So the two solutions I see are:

1) create a throttle where each unique request identifier is throttled by it''s own logical throttle. So each of the 200 resources could be treated independently without needing to specify 200 throttles. If needed it could even contain a configuration to specify the unique keying of throttles to resource identifiers.

2) create a wrapper layer that wraps it''s own expiry function over your resources and gives them their 24 hour expiry but internally will implement the semantics you specify. I.e return stale values but re-request the underlying resource asynchronously.

I''d prefer to go down path 1.

Thoughts?

I have a problem with an interesting solution, and I''m trying to figure out how to implement that in NK.

The problem: I have a resource that is heavily requested (say, 5 times a second) that takes significant time to compute (say 10 seconds).  The result, once computed, is cachable for some time (1 day or until otherwise expired). 

Once the resource is hit once and cached, everything works well.
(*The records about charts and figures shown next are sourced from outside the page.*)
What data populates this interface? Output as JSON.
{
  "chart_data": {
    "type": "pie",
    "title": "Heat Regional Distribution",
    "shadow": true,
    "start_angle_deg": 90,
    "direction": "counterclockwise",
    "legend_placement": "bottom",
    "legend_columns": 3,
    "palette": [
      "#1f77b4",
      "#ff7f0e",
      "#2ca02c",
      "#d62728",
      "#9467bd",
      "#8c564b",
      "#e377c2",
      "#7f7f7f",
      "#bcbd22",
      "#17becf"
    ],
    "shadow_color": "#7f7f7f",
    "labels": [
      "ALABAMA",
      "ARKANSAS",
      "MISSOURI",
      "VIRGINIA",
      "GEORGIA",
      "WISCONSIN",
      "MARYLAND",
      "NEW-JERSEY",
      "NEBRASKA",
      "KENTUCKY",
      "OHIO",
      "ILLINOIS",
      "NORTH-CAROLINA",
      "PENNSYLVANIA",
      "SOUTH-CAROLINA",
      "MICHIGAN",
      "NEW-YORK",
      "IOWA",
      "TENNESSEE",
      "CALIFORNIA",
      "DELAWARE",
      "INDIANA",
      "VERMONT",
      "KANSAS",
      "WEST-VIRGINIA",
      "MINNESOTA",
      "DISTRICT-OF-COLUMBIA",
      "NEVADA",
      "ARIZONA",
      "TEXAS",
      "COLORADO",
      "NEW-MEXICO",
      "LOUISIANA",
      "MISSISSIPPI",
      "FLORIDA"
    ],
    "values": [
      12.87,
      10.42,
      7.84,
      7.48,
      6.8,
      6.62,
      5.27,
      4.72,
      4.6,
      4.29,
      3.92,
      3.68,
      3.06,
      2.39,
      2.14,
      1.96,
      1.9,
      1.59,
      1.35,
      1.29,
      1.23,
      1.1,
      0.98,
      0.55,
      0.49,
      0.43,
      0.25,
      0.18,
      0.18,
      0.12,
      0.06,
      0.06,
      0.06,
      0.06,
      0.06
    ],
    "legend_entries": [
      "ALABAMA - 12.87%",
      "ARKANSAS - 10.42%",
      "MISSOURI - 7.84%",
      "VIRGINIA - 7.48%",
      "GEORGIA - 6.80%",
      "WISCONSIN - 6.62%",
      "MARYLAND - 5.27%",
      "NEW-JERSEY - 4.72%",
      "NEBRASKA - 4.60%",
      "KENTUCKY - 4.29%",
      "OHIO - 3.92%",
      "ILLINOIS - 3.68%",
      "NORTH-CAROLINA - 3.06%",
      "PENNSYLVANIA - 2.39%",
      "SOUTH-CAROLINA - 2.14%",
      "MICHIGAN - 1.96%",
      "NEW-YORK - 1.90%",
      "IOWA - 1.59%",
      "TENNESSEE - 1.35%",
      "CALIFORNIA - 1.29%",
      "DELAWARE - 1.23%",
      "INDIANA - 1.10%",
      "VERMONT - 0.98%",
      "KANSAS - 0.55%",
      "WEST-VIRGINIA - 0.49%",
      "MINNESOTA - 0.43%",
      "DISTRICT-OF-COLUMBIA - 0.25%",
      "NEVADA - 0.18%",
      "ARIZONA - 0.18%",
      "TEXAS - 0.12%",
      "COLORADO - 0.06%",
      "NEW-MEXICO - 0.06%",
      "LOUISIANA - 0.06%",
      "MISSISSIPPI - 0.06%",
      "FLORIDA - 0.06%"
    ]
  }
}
Until it expires.

When it expires, then the best-case behavior is that there will be a single request that will take 10 seconds.  Middle case is that the first request will take 10 seconds and all other concurrent requests will block until the first completes, at which time they will all complete nearly instantly.  This could be accomplished by putting the accessor behind a throttle with concurrency=1 but this is troublesome because there are some 200 variants of the resource so any one blocking would make all of them block, no matter how fast they might respond (unless a separate throttle is used for each combination of parameters).  The worst case is that 50 concurrent requests for the same resource are issued (5 per second for 10 seconds, until it gets cached) hammering the system (and the backend database behind it) with redundant work.  None of these are really desirable.

The interesting solution I came up with is to allow a stale cached value to be returned, but if the cached value being returned is stale then also issue the request normally so that a fresh value can be cached, but only if it is not already being done.

The ideal way I would want to implement this is to add a request header, "allow-stale-refresh", possibly with a timeout value indicating just how stale a value is allowed.

However, it''s not clear that this is possible at any level, because there is no way to get a stale value out of the representation cache in the first place.  A partial workaround I thought of is to have the "slow" resources set their timeout to some time in the future (the allowed stale amount, say a day) and then a wrapper could get the resource normally and check the response metadata to see if it will be expired tomorrow and if so then return it normally but also issue a request for the resource with the ''NO_CACHE'' header to get the fresh value, but NO_CACHE bypasses the cache in both directions so it cannot be used to update a cached value.  The resource could attach a golden thread to expire it manually and then issue the request normally, but now this is getting very complicated (and cannot be implemented as a simple wrapper around an arbitrary resource) instead of the nice clean exotic caching behavior I would like to see.

So now we''re looking at implemeting our own caching behavior completely outside the netkernel interfaces to get what we want.  It''s not overly complicated, but it''s wasteful to need to ignore a perfectly good cache that''s built in because it''s not flexible enough.

Any suggestions?